Dopamine D4 receptor-mediated inhibition of cyclic adenosine 3',5'-monophosphate production does not affect prolactin regulation.

Under physiological conditions, PRL synthesis and secretion are predominantly under negative control by dopamine acting through dopamine D2 receptors present in the pituitary lactotroph cells. To investigate the role of D4 receptors in the regulation of PRL synthesis and secretion, we stably transfected the human D4 receptor complementary DNA into the somatomammotrophic cell line GH4C1. The pharmacological characteristics of D4 expressed in GH4C1 were in close agreement with previous D4 receptor studies in Chinese hamster ovary and COS-7 cells. In GH4C1 cells, activation of D4 receptor variants (D4.2, D4.4, and D4.7) resulted in a similar level of reduction in forskolin- and vasoactive intestinal peptide (VIP)-stimulated cAMP levels (33% and 50%, respectively). In addition, the forskolin-stimulated activity of cAMP response elements fused to the VIP promoter driving the lacZ reporter gene could be blocked by D4 activation.
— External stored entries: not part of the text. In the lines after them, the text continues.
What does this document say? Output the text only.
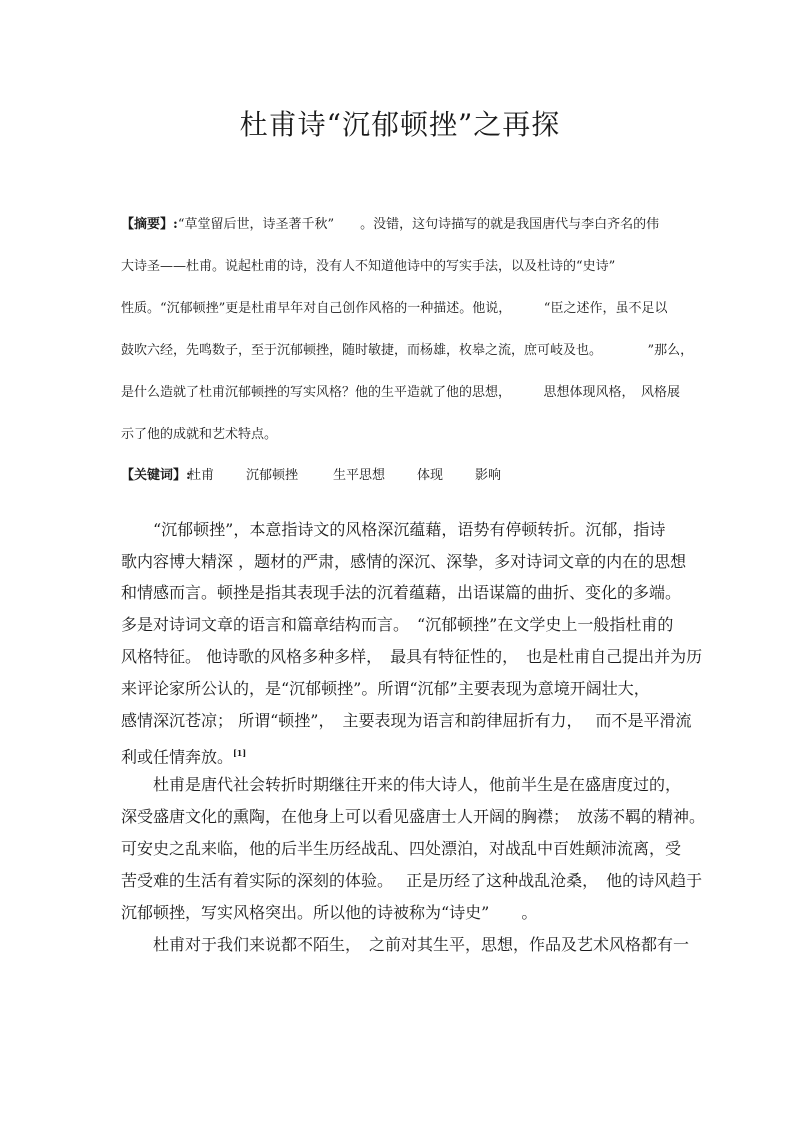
杜甫诗“沉郁顿挫”之再探
【摘要】:“草堂留后世，诗圣著千秋”　　。没错，这句诗描写的就是我国唐代与李白齐名的伟
大诗圣——杜甫。说起杜甫的诗，没有人不知道他诗中的写实手法，以及杜诗的“史诗”
性质。“沉郁顿挫”更是杜甫早年对自己创作风格的一种描述。他说，　　　“臣之述作，虽不足以
鼓吹六经，先鸣数子，至于沉郁顿挫，随时敏捷，而杨雄，枚皋之流，庶可岐及也。　　　　”那么，
是什么造就了杜甫沉郁顿挫的写实风格？他的生平造就了他的思想，　　　思想体现风格，　风格展
示了他的成就和艺术特点。
【关键词】:
杜甫 沉郁顿挫	生平思想 体现 影响
　　“沉郁顿挫”，本意指诗文的风格深沉蕴藉，语势有停顿转折。沉郁，指诗
歌内容博大精深 ，题材的严肃，感情的深沉、深挚，多对诗词文章的内在的思想
和情感而言。顿挫是指其表现手法的沉着蕴藉，出语谋篇的曲折、变化的多端。
多是对诗词文章的语言和篇章结构而言。　“沉郁顿挫”在文学史上一般指杜甫的
风格特征。 他诗歌的风格多种多样，　最具有特征性的，　也是杜甫自己提出并为历
来评论家所公认的，是“沉郁顿挫”。所谓“沉郁”主要表现为意境开阔壮大，
感情深沉苍凉； 所谓“顿挫”，　主要表现为语言和韵律屈折有力，　 而不是平滑流
利或任情奔放。[1]
　　杜甫是唐代社会转折时期继往开来的伟大诗人，他前半生是在盛唐度过的，
深受盛唐文化的熏陶，在他身上可以看见盛唐士人开阔的胸襟；　放荡不羁的精神。
可安史之乱来临，他的后半生历经战乱、四处漂泊，对战乱中百姓颠沛流离，受
苦受难的生活有着实际的深刻的体验。　 正是历经了这种战乱沧桑，　他的诗风趋于
沉郁顿挫，写实风格突出。所以他的诗被称为“诗史”　　。
　　杜甫对于我们来说都不陌生，　之前对其生平，思想，作品及艺术风格都有一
However, quinpirole treatment had a minimal effect on transiently expressed luciferase reporter gene driven by a proximal PRL promoter in one of the D4-expressing cell lines. In contrast, the dopamine D2short receptor expressing GH4ZR7 cells treated with quinpirole displayed a significant decrease (51.3 +/- 4.1%) in PRL promoter activity. VIP-stimulated PRL release was not affected by D4 receptor activation, whereas in GH4ZR7 cells, a significant decrease in VIP-stimulated PRL levels was observed. Neither PRL promoter activity nor PRL secretion levels were affected in control untransfected GH4C1 cells. From this study it appears that although the D4 receptor may be expressed in the anterior pituitary, it does not have a major effect on PRL promoter activity or PRL secretion in GH4C1 cells despite its ability to reduce cAMP production. This might explain why D4- over D2-preferring antipsychotics such as clozapine do not cause hyperprolactinemia.